Luego ha seguido la pompa y circunstancia de una Iglesia suntuosa que se hace visible por el lujo más que por la oración. Juan Pablo II, o sea el camarada Wojtyla, ha sido un esnob del Vaticano y lo sigue siendo a su pesada edad. Las columnas de Bernini, los techos de Miguel Ángel, el oro viejo que alterna en el Vaticano con el oro joven, convierten en esnob a cualquiera, por muy Papa o santo que sea. Pero es que Wojtyla ha hecho también un esnobismo delicadísimo de su ruina humana, de su voz ilegible como un arameo olvidado, de su temblor de manos y su cuerpo desnivelado debajo de tantas capas, como conchas de galápago de oro, que le cubren del frío y del calor, porque a esa edad todo mata. El esnobismo de Juan Pablo está en sus viajes imposibles, en su coleccionismo de niños tercermundistas, en la inseguridad de su mano cansada que quisiera acariciar el cogote infantil del planeta. Juan Pablo sabe ya que sus plurales enfermedades son un espectáculo, que su incapacidad para lo espectacular es lo que debe seguir cultivando para atraer a los fieles/infieles, como en un cuento magistral que Patricia Highsmith escribiera sobre él.

En un mundo esnob de nuevos ricos que hacen turismo teológico, el Papa tiene que ser esnob, espectacular, este Papa que sabe soltar una paloma de entre sus manos como si fuera el Espíritu Santo, que seguramente lo es. Así vuelan las palomas de las manos de los mendigos, directamente hacia el cielo. Este Papa parece pintado por Dalí, al que nunca conoció. Pero lo cierto es que la Iglesia ha degenerado de Leonardo a Salvador Dalí, es decir, del primer Renacimiento al último surrealismo. Un anciano que se exhibe con su lepra de cansancio, sus enfermedades y su dicción caótica es un Papa muy consciente de la condición esnob que le asiste. Las multitudes van a verle por miles, también por esnobismo, el esnobismo de hablarle a Dios de tú a tú y hacerle un vídeo donde sale viejo de eternidades, como efectivamente lo es, y por eso Juan Pablo teatraliza a Dios mejor que nadie.

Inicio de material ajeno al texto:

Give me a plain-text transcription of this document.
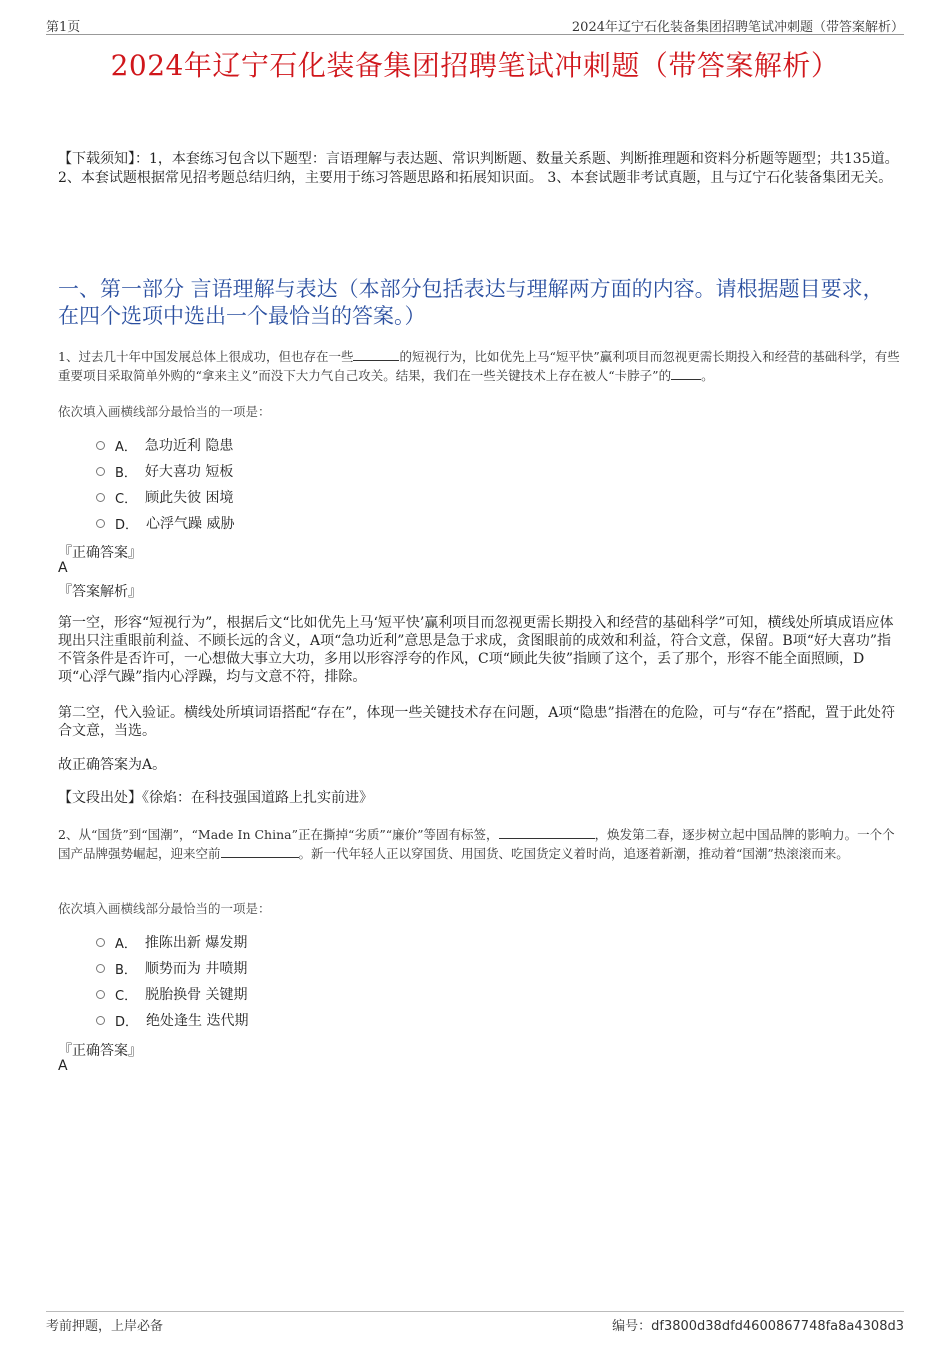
第1页	2024年辽宁石化装备集团招聘笔试冲刺题（带答案解析）
2024年辽宁石化装备集团招聘笔试冲刺题（带答案解析）
【下载须知】：1，本套练习包含以下题型：言语理解与表达题、常识判断题、数量关系题、判断推理题和资料分析题等题型；共135道。 2、本套试题根据常见招考题总结归纳，主要用于练习答题思路和拓展知识面。 3、本套试题非考试真题，且与辽宁石化装备集团无关。
一、第一部分 言语理解与表达（本部分包括表达与理解两方面的内容。请根据题目要求，在四个选项中选出一个最恰当的答案。）
1、过去几十年中国发展总体上很成功，但也存在一些	的短视行为，比如优先上马“短平快”赢利项目而忽视更需长期投入和经营的基础科学，有些重要项目采取简单外购的“拿来主义”而没下大力气自己攻关。结果，我们在一些关键技术上存在被人“卡脖子”的 。
依次填入画横线部分最恰当的一项是：
A． 急功近利 隐患
B． 好大喜功 短板
C． 顾此失彼 困境
D． 心浮气躁 威胁
『正确答案』
A
『答案解析』
第一空，形容“短视行为”，根据后文“比如优先上马‘短平快’赢利项目而忽视更需长期投入和经营的基础科学”可知，横线处所填成语应体现出只注重眼前利益、不顾长远的含义，A项“急功近利”意思是急于求成，贪图眼前的成效和利益，符合文意，保留。B项“好大喜功”指不管条件是否许可，一心想做大事立大功，多用以形容浮夸的作风，C项“顾此失彼”指顾了这个，丢了那个，形容不能全面照顾，D项“心浮气躁”指内心浮躁，均与文意不符，排除。
第二空，代入验证。横线处所填词语搭配“存在”，体现一些关键技术存在问题，A项“隐患”指潜在的危险，可与“存在”搭配，置于此处符合文意，当选。
故正确答案为A。
【文段出处】《徐焰：在科技强国道路上扎实前进》
2、从“国货”到“国潮”，“Made In China”正在撕掉“劣质”“廉价”等固有标签，	，焕发第二春，逐步树立起中国品牌的影响力。一个个国产品牌强势崛起，迎来空前	。新一代年轻人正以穿国货、用国货、吃国货定义着时尚，追逐着新潮，推动着“国潮”热滚滚而来。
依次填入画横线部分最恰当的一项是：
A． 推陈出新 爆发期
B． 顺势而为 井喷期
C． 脱胎换骨 关键期
D． 绝处逢生 迭代期
『正确答案』
A
考前押题，上岸必备	编号：df3800d38dfd4600867748fa8a4308d3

Ya es imposible darle la vuelta a la historia, a la túnica inconsútil de Jesús, y vestir el papado de sencillez y blancura. El tiempo les ha ido acumulando a los Papas túnicas como siglos, con las que sudan místicamente el calor de los pobres, que no se sabe de dónde sacan tanto calor, con su falta de proteínas. Es la manera de participar en la comunión de los santos, que siempre fueron pobres, y el perdón de los pecados imperdonables.

Con tres cuartos de humanidad mendicante el Papa no puede ir también de mendigo, porque eso no tendría efecto. La miseria de los demás es lo que obliga a Juan Pablo a sus toquillas de oro, pues de alguna manera hay que distinguir a Dios entre la multitud.